NOTE: If my life was a movie these days, it would be "Cast Away," meets "Driving Miss Daisy" meets any one of the "SAW" movies with a tiny bit of "Jury Duty" thrown in. (I am living in a resort near the beach and can order in any thing I want.) My dad is doing okay but it looks like I will be here through June.
As I have indicated before, computer service is sporadic and unreliable, but I remain committed to judging each of these contests.
FIRST PLACE"Boy-howdy!! I just took a sheet in my pants" --Lott of Paper (JUDGE'S COMMENT: Not sure what "boy-howdy" brings to the party, but this works as both a dumb pun and a metaphor for the contest. I hope who ever wrote this goes back now, a few weeks later, to see it is the winner. I imagine the author will be surprised and delighted.)

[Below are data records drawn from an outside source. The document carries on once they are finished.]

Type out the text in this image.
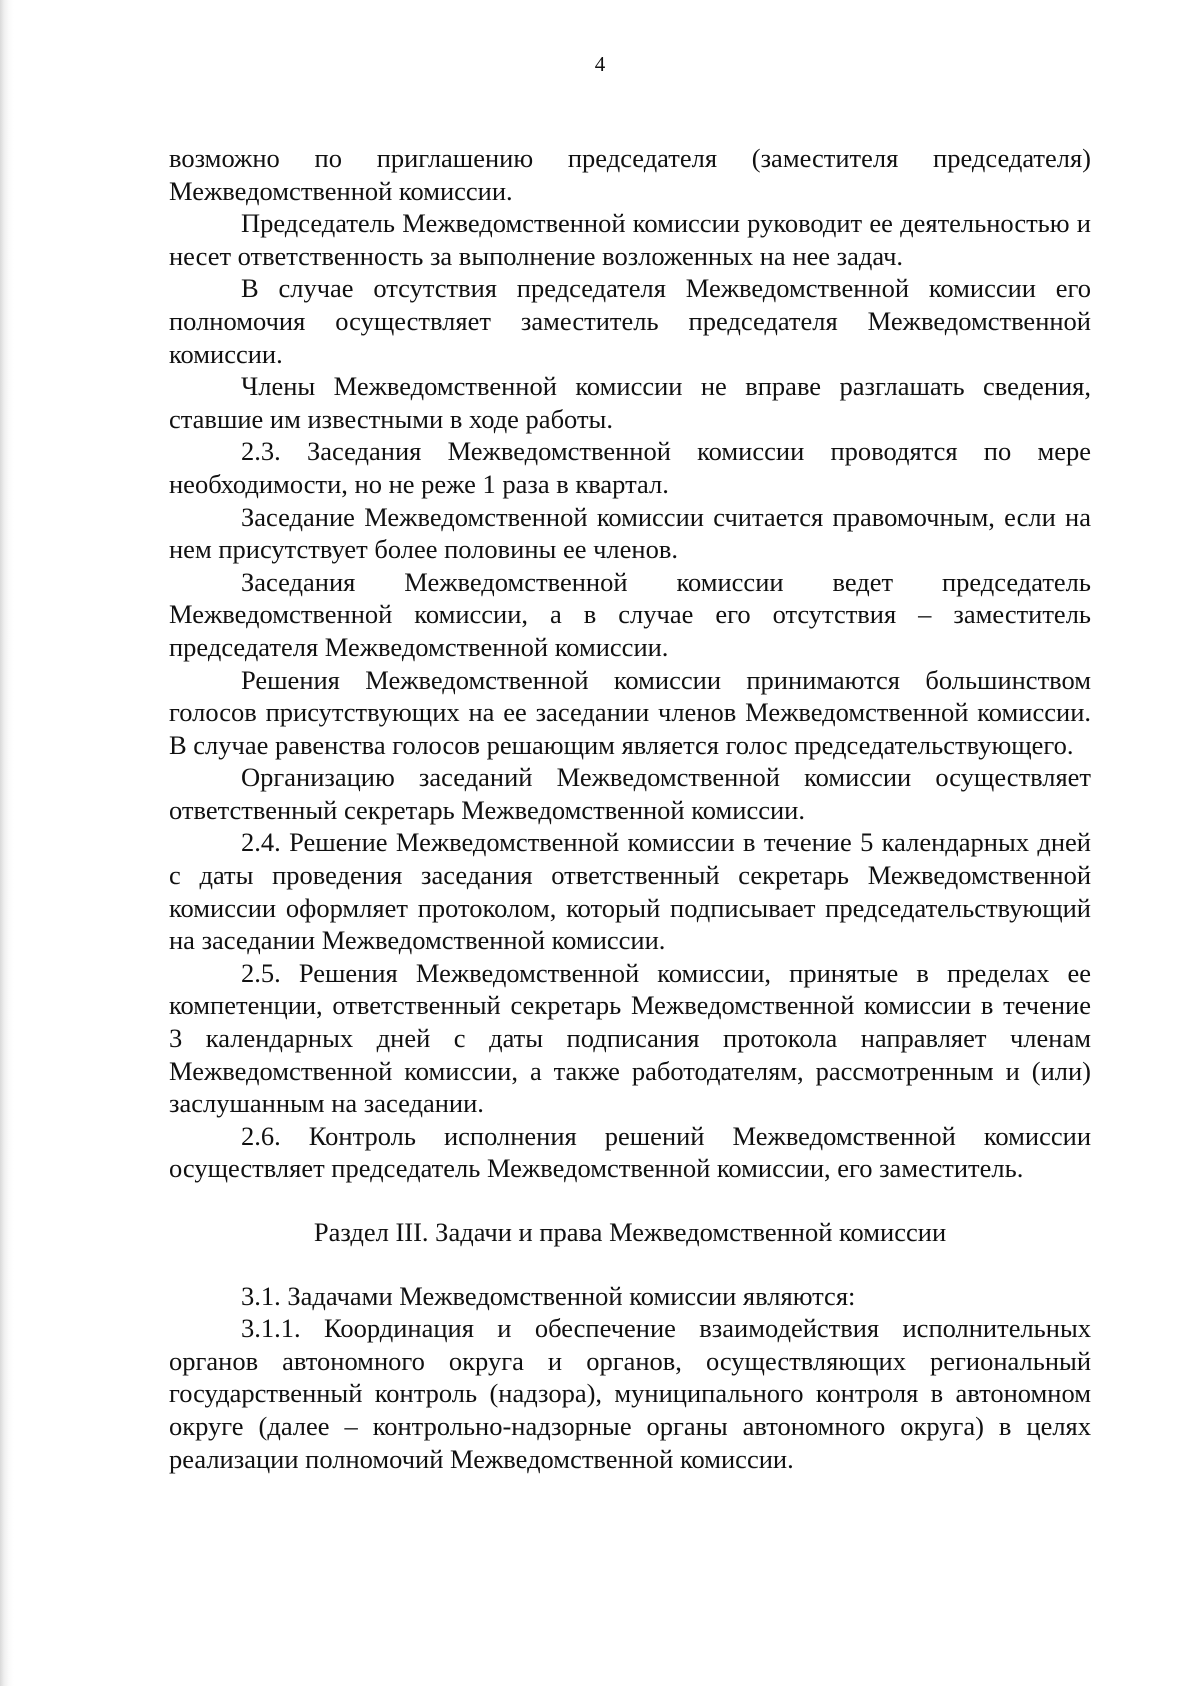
4

возможно по приглашению председателя (заместителя председателя) Межведомственной комиссии.

Председатель Межведомственной комиссии руководит ее деятельностью и несет ответственность за выполнение возложенных на нее задач.

В случае отсутствия председателя Межведомственной комиссии его полномочия осуществляет заместитель председателя Межведомственной комиссии.

Члены Межведомственной комиссии не вправе разглашать сведения, ставшие им известными в ходе работы.

2.3. Заседания Межведомственной комиссии проводятся по мере необходимости, но не реже 1 раза в квартал.

Заседание Межведомственной комиссии считается правомочным, если на нем присутствует более половины ее членов.

Заседания Межведомственной комиссии ведет председатель Межведомственной комиссии, а в случае его отсутствия – заместитель председателя Межведомственной комиссии.

Решения Межведомственной комиссии принимаются большинством голосов присутствующих на ее заседании членов Межведомственной комиссии. В случае равенства голосов решающим является голос председательствующего.

Организацию заседаний Межведомственной комиссии осуществляет ответственный секретарь Межведомственной комиссии.

2.4. Решение Межведомственной комиссии в течение 5 календарных дней с даты проведения заседания ответственный секретарь Межведомственной комиссии оформляет протоколом, который подписывает председательствующий на заседании Межведомственной комиссии.

2.5. Решения Межведомственной комиссии, принятые в пределах ее компетенции, ответственный секретарь Межведомственной комиссии в течение 3 календарных дней с даты подписания протокола направляет членам Межведомственной комиссии, а также работодателям, рассмотренным и (или) заслушанным на заседании.

2.6. Контроль исполнения решений Межведомственной комиссии осуществляет председатель Межведомственной комиссии, его заместитель.

Раздел III. Задачи и права Межведомственной комиссии

3.1. Задачами Межведомственной комиссии являются:

3.1.1. Координация и обеспечение взаимодействия исполнительных органов автономного округа и органов, осуществляющих региональный государственный контроль (надзора), муниципального контроля в автономном округе (далее – контрольно-надзорные органы автономного округа) в целях реализации полномочий Межведомственной комиссии.
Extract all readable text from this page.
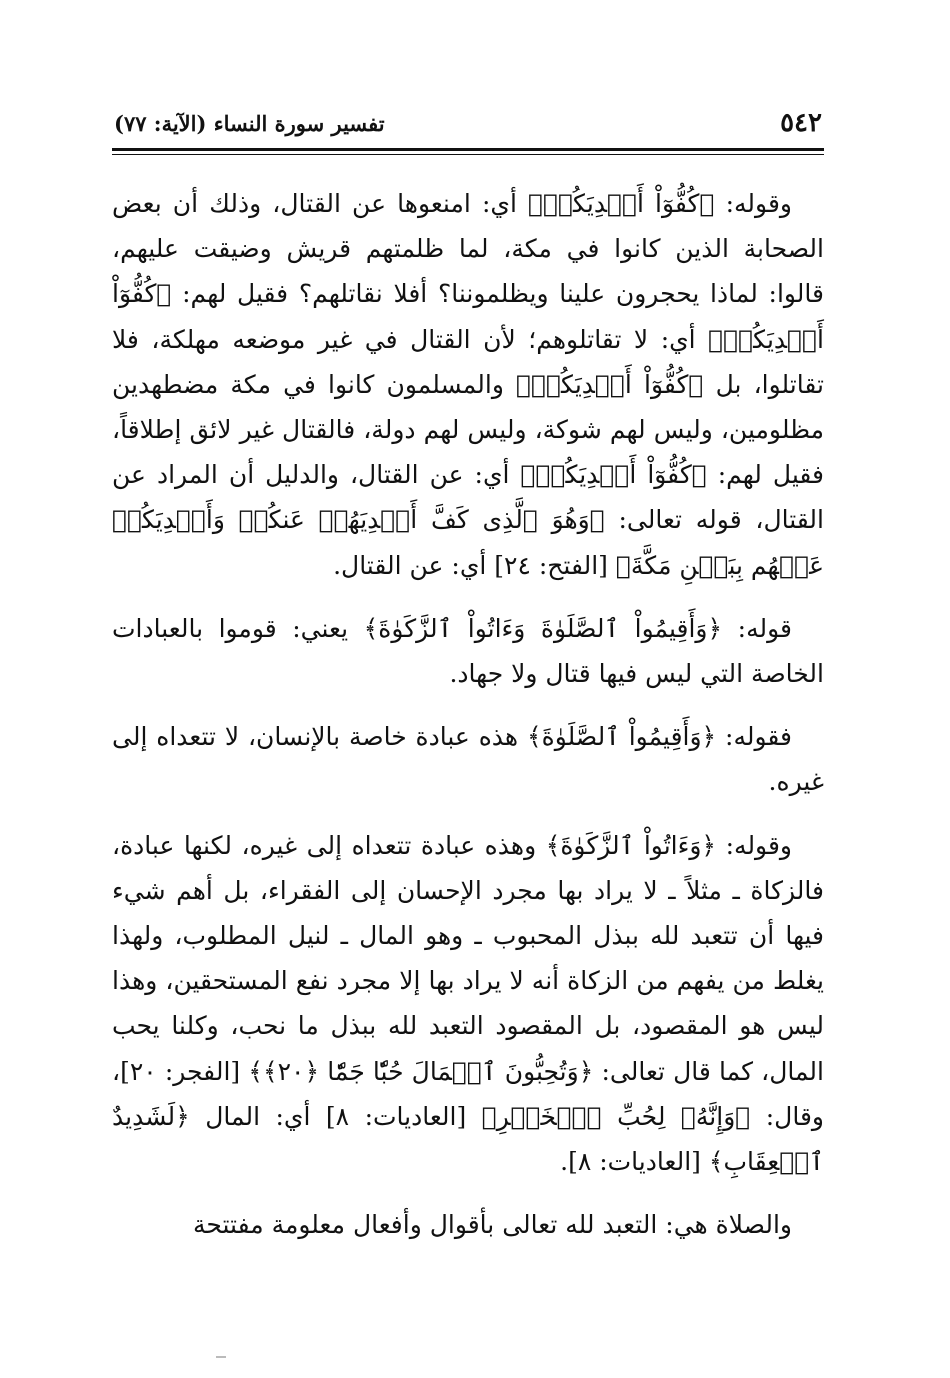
٥٤٢
تفسير سورة النساء (الآية: ٧٧)

وقوله: ﴿كُفُّوٓاْ أَيۡدِيَكُمۡ﴾ أي: امنعوها عن القتال، وذلك أن بعض الصحابة الذين كانوا في مكة، لما ظلمتهم قريش وضيقت عليهم، قالوا: لماذا يحجرون علينا ويظلموننا؟ أفلا نقاتلهم؟ فقيل لهم: ﴿كُفُّوٓاْ أَيۡدِيَكُمۡ﴾ أي: لا تقاتلوهم؛ لأن القتال في غير موضعه مهلكة، فلا تقاتلوا، بل ﴿كُفُّوٓاْ أَيۡدِيَكُمۡ﴾ والمسلمون كانوا في مكة مضطهدين مظلومين، وليس لهم شوكة، وليس لهم دولة، فالقتال غير لائق إطلاقاً، فقيل لهم: ﴿كُفُّوٓاْ أَيۡدِيَكُمۡ﴾ أي: عن القتال، والدليل أن المراد عن القتال، قوله تعالى: ﴿وَهُوَ ٱلَّذِى كَفَّ أَيۡدِيَهُمۡ عَنكُمۡ وَأَيۡدِيَكُمۡ عَنۡهُم بِبَطۡنِ مَكَّةَ﴾ [الفتح: ٢٤] أي: عن القتال.

قوله: ﴿وَأَقِيمُواْ ٱلصَّلَوٰةَ وَءَاتُواْ ٱلزَّكَوٰةَ﴾ يعني: قوموا بالعبادات الخاصة التي ليس فيها قتال ولا جهاد.

فقوله: ﴿وَأَقِيمُواْ ٱلصَّلَوٰةَ﴾ هذه عبادة خاصة بالإنسان، لا تتعداه إلى غيره.

وقوله: ﴿وَءَاتُواْ ٱلزَّكَوٰةَ﴾ وهذه عبادة تتعداه إلى غيره، لكنها عبادة، فالزكاة ـ مثلاً ـ لا يراد بها مجرد الإحسان إلى الفقراء، بل أهم شيء فيها أن تتعبد لله ببذل المحبوب ـ وهو المال ـ لنيل المطلوب، ولهذا يغلط من يفهم من الزكاة أنه لا يراد بها إلا مجرد نفع المستحقين، وهذا ليس هو المقصود، بل المقصود التعبد لله ببذل ما نحب، وكلنا يحب المال، كما قال تعالى: ﴿وَتُحِبُّونَ ٱلۡمَالَ حُبّٗا جَمّٗا ﴿٢٠﴾﴾ [الفجر: ٢٠]، وقال: ﴿وَإِنَّهُۥ لِحُبِّ ٱلۡخَيۡرِ﴾ [العاديات: ٨] أي: المال ﴿لَشَدِيدٌ ٱلۡعِقَابِ﴾ [العاديات: ٨].

والصلاة هي: التعبد لله تعالى بأقوال وأفعال معلومة مفتتحة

SECOND PLACEIn back of pants I haf shit of paper, in front of pants I haf piss of paper. --JohnnyB (JUDGE'S COMMENT: This cap is just a sad, cheap shot at people who lack the linguistic finesse of Johnny and his ilk. That it also happen to be funny is incidental. You get the sense Johnny is a middle-age white male from the suburbs you thinks everyone should talk like him and think like him.)
THIRD PLACE"Come on in! It's 2006, and the CDO* is fine!" * A CDO, or collateralized debt obligation, is a pool of bonds, mortgates, and other assets.--smuck (JUDGE'S COMMENT: CDO* also stands for the California Department of Asterisks-- a government body aimed at curbing the gratuitous use of the Asterisk. [Rumors swirl that Barry Bonds spearheaded the effort.] Remember, any cap that needs to be explained is usually, you know, kind of sucky. Once again smuck can't hit that high note.)
HONORABLE MENTIONSClose the door, you're letting out my draft.--Jim Cavanaugh (JUDGE'S COMMENT: . Reminds be of a joke I heard when I was like five: Q: What did the mayonnaise say when someone opened the refrigerator? A: Close the door! I'm dressing!" Jim once again goes for low hanging fruit.)
"Papercutty, you crazy bastard. Ow are you?"-- Cap'n Fantastic (JUDGE'S COMMENT: Crappy but not many classics were entered in this contest, also the "ow" part gives it some juice--lemon juice if you like.)
"No Mr. Dye, I expect you to bond these pages into a really super book." --GoFigur (JUDGE'S COMMENT: Implausible and illogical but a nice like double -reverse on the Mr. Bond franchise. "A" for effort.)
“Well, look who’s come to ‘worship at an altar of a stagnant pool’ . . . what’s that in your hand, cowboy, a ‘License to Kill’?”---Bobby Z (JUDGE'S COMMENT: When he sees his reflection he is fulfilled, of course. This cap has deep meaning --and yes, I assume I am the only one who gets it.)
al-in-la's been missing for two weeks. Osama bin Laden's dead. Coincidence?--Anonymouse (JUDGE'S COMMENT: I am not missing. I am in the guest room of a condo in Florida. My father, bless his heart, would not be any body's choice for a search and rescue team these days, but he has no trouble finding me.)"Welcome back, al in la. No, I did not judge the contest in your absence, but I did take the liberty of sorting through this wave of anti-capper well-wishes." --Utellme (JUDGE'S COMMENT: Thanks but I am not "back" just yet. Mrs al in la can tell you that. )
I never fell for the "ailing father in Florida" crap for one minute. Al's a member of Seal Team Six...the triggerman no doubt. We all know how deadly he can be (JUDGE'S COMMENT: Osama Bin Laden never had the guts to enter an Anti-Cap Contest--at least not under his own name. If he had, I would have devastated him with a stinging comment about how lame his entry was. Lets see a Seal do that [and not a circus seal--the other kind, I mean.] But this cap does confer a level of respect that is not hard to justify.)
God bless America......and al.--Puterschein (JUDGE'S COMMENT: Okay. Fair enough.)
"Hey, Al, hows about an update on your FL adventures? Trunks are in the men's room down the hall." --Anonymous (JUDGE'S COMMENT: Some days I get up early, make breakfast, do laundry, wash dishes, clean, drive to one or more doctors, then the pharmacy (or Wal-Mart or the supermarket), drive back to the pharmacy (or Wal-Mart or the supermarket) for the thing we forgot, make lunch, pick-up dinner, administer a myriad or Rx pills mindful that a mistake should be fatal, serve dinner, clean up after dinner, then watch TV with my dad who believes no channel should be viewed longer than 10 seconds...I call those week days. On weekends it is pretty much the same but there are no doctor's appointments, only occasional trips to the ER [two in the last month]. Did I mention I can get Chinese food any time I want and I'm a mile from the beach?)
It's filled with good wishes for alinfla and his dad.--Jim Cavanaugh (JUDGE'S COMMENT: Jim, you are a class act.)